Hizo una pausa. Xue miró a LaPorta con expectación. Y luego éste continuó:
—Hemos hecho algunos grandes progresos en muy poco tiempo —miró alrededor de la habitación—. Por fortuna, el elemento básico es muy simple y su diseño fácil de realizar. Casi hemos acabado con un dispositivo muy sencillo y han empezado a trabajar en otro par que he diseñado y que pueden ser muchísimo más efectivos. Vengan por aquí, se lo enseñaré.
Le siguieron hacia el ordenador en el que había estado trabajando. Xue señaló la pantalla del ordenador.
—¿Qué tiene aquí?
—Es una simulación de nuestra bomba-e —se acercó al teclado y entró una serie de comandos; después se apartó cuando la pantalla empezó su animación.
—El truco consiste en establecer una correlación entre la forma de la onda de detonación de la combustión del explosivo que forma con el campo magnético y la forma inicial precisa del estátor y la armadura para conseguir un resultado máximo. Puesto que no soy experto en explosivos, es una suerte que las características de la detonación de combustión de la mayoría de explosivos se puedan conseguir con facilidad en una forma que podamos usar con mi propio modelo electromagnético.

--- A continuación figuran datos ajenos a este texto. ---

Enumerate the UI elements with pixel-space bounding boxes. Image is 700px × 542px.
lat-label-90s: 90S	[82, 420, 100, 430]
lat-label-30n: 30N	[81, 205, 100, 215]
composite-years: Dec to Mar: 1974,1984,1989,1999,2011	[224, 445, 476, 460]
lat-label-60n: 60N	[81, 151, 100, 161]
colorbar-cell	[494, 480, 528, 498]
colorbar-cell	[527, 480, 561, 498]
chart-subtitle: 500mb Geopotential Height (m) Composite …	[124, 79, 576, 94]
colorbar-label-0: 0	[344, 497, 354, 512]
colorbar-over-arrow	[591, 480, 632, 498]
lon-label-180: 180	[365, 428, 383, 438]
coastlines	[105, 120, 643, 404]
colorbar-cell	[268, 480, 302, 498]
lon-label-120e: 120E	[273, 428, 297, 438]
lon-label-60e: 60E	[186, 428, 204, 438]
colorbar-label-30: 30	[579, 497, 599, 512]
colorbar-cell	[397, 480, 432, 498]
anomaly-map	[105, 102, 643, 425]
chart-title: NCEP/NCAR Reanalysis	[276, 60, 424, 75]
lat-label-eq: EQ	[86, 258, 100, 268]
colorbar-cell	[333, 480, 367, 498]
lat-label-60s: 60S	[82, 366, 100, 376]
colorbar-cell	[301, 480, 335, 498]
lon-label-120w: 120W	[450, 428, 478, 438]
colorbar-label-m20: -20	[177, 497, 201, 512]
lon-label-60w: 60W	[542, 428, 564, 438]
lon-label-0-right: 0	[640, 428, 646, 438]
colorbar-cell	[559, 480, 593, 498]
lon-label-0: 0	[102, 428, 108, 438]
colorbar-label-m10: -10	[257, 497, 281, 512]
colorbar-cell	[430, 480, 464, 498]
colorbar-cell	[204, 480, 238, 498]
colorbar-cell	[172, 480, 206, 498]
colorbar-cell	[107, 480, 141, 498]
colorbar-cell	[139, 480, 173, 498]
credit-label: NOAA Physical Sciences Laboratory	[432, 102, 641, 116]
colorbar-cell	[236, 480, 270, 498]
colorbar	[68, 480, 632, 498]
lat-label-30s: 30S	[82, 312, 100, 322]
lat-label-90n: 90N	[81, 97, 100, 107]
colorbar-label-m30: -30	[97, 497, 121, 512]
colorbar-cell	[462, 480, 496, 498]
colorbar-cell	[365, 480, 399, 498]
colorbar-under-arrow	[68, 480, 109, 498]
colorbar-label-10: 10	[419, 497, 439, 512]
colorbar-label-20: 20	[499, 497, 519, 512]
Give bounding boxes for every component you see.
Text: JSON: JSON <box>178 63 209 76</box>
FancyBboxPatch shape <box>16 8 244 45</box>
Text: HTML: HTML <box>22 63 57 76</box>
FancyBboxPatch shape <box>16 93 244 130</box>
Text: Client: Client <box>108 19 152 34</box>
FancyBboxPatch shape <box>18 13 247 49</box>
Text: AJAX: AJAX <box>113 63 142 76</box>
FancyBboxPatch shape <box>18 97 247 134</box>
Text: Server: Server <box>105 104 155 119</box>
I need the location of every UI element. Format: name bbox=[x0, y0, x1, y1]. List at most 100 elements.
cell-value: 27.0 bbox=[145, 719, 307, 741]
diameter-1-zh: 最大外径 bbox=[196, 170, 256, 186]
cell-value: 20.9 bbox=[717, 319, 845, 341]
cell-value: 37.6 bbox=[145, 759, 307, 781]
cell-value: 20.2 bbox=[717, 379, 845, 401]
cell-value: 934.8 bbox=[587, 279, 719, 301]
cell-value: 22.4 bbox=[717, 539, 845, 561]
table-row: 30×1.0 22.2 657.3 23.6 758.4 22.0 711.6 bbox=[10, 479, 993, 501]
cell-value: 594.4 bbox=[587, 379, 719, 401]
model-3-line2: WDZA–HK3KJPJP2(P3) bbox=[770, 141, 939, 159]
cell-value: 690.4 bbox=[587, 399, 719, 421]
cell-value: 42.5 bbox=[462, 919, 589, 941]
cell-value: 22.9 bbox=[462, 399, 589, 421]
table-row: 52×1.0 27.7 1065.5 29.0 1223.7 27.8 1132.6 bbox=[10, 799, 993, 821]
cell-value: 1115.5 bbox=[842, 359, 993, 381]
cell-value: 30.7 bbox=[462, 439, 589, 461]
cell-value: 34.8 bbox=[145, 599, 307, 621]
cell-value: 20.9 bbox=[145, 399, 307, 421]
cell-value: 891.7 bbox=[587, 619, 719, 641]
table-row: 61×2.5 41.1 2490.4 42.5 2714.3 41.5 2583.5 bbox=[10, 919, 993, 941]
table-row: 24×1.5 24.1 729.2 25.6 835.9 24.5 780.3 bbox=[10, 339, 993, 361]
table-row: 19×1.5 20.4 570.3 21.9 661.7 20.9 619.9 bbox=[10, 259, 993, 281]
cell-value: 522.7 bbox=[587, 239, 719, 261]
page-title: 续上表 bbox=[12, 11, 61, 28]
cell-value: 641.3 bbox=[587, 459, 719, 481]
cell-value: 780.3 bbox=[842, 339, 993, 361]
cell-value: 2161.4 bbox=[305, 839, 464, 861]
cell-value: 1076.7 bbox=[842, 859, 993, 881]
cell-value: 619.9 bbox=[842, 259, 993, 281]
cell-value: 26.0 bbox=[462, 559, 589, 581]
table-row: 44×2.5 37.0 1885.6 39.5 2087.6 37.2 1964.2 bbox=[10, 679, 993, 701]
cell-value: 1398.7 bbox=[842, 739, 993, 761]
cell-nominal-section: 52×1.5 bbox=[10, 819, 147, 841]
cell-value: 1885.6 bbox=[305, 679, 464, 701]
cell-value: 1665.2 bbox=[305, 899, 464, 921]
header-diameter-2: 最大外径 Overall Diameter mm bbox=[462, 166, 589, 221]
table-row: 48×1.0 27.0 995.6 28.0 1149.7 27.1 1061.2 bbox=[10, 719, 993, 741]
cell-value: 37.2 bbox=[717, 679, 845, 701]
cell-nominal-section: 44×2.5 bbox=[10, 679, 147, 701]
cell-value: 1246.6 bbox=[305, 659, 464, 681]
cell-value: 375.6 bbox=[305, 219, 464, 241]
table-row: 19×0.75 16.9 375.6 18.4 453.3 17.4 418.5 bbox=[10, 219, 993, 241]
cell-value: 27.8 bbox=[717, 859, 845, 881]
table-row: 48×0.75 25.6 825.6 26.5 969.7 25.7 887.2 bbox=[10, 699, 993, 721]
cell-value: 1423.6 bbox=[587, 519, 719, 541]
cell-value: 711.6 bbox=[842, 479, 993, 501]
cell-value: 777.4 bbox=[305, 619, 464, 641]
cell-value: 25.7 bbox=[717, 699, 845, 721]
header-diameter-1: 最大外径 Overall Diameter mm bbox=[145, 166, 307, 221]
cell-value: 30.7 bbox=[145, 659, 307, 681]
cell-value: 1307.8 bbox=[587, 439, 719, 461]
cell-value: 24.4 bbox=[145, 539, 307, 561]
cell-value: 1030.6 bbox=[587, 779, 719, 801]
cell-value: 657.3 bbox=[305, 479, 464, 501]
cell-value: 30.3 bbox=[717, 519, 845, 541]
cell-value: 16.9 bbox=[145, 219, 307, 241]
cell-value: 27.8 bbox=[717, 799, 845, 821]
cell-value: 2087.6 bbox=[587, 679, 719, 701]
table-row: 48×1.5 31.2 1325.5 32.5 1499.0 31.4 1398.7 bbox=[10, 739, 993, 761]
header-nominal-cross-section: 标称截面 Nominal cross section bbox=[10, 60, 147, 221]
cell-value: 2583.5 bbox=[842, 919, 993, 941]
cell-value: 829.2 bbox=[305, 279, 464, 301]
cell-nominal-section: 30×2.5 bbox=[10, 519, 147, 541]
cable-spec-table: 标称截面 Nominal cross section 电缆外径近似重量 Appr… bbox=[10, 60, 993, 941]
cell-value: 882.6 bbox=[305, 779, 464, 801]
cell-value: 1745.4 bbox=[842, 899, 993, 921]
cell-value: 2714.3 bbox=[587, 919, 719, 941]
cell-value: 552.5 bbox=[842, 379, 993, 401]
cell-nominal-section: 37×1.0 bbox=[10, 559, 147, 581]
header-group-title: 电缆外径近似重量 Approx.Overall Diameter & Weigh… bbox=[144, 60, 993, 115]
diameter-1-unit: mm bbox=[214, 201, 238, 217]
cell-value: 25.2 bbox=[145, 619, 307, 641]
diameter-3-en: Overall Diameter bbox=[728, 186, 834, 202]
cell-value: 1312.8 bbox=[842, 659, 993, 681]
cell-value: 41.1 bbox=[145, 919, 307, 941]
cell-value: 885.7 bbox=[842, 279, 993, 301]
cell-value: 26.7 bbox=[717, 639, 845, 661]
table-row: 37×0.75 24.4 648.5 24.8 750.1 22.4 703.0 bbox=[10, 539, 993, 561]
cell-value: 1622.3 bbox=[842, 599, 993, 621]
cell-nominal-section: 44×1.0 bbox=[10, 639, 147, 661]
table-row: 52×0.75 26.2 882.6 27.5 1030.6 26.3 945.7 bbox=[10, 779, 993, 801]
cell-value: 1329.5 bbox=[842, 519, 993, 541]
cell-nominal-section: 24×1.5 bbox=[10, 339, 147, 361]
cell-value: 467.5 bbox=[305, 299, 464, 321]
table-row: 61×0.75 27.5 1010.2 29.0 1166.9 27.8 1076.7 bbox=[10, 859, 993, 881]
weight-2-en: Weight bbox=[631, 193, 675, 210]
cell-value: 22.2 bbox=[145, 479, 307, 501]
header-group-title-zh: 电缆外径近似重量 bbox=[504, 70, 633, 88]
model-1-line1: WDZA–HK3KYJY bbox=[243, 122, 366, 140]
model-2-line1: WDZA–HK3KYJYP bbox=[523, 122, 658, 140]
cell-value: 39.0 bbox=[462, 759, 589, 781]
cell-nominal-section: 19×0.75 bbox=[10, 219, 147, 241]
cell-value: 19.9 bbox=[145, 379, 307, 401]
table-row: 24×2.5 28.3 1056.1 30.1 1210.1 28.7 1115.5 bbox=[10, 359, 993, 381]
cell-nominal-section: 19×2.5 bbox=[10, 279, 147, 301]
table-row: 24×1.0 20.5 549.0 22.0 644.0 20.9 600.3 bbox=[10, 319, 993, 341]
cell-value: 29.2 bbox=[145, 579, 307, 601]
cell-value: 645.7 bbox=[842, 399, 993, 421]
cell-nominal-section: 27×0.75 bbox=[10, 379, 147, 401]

Lara y Akira observaron el procedimiento de la simulación gráfica hasta que concluyó.
—Esa simulación nos presenta todo lo que necesitamos para determinar la carga inicial. También me ayuda a diseñar un circuito de carga y detonación que producirá el EMP máximo —hizo una pausa—. Pero para ser honesto, el diseño es tan simple que ninguno de los ajustes de éste es vital. Mis hijos podrían construir uno de éstos en el garaje de casa en un fin de semana.
—¡Guau! Es sorprendente que los terroristas no hayan hecho estallar bombas de éstas por todo el mundo. Media docena de ellas, situadas en los lugares adecuados, podrían acabar con el control del tráfico aéreo, los centros de telefonía, las compañías de servidores de Internet. Podrían humillar a Estados Unidos…; —dijo Lara. Xue movió la cabeza.
—Sí, pero estas acciones no son ostentosas, no matan gente y no proporcionan imágenes terribles que puedan emitirse por televisión. No hay sangre, ni cuerpos desmembrados, ni bebés muertos volando por los aires, ni una amenaza persistente de daño físico. Los terroristas viven para ver imágenes
gore
y sufrimiento. Les gusta asesinar y destruir. Envuelven su locura en política o religión, pero en realidad nada de eso les importa. Tan sólo les da una excusa para su psicosis. Sólo son carniceros y asesinos en masa, y siempre se alejan de lo que tan sólo es efectivo. ¿Por qué atacar a soldados cuando pueden hacer volar la fiesta de una niñita? —apuntó él.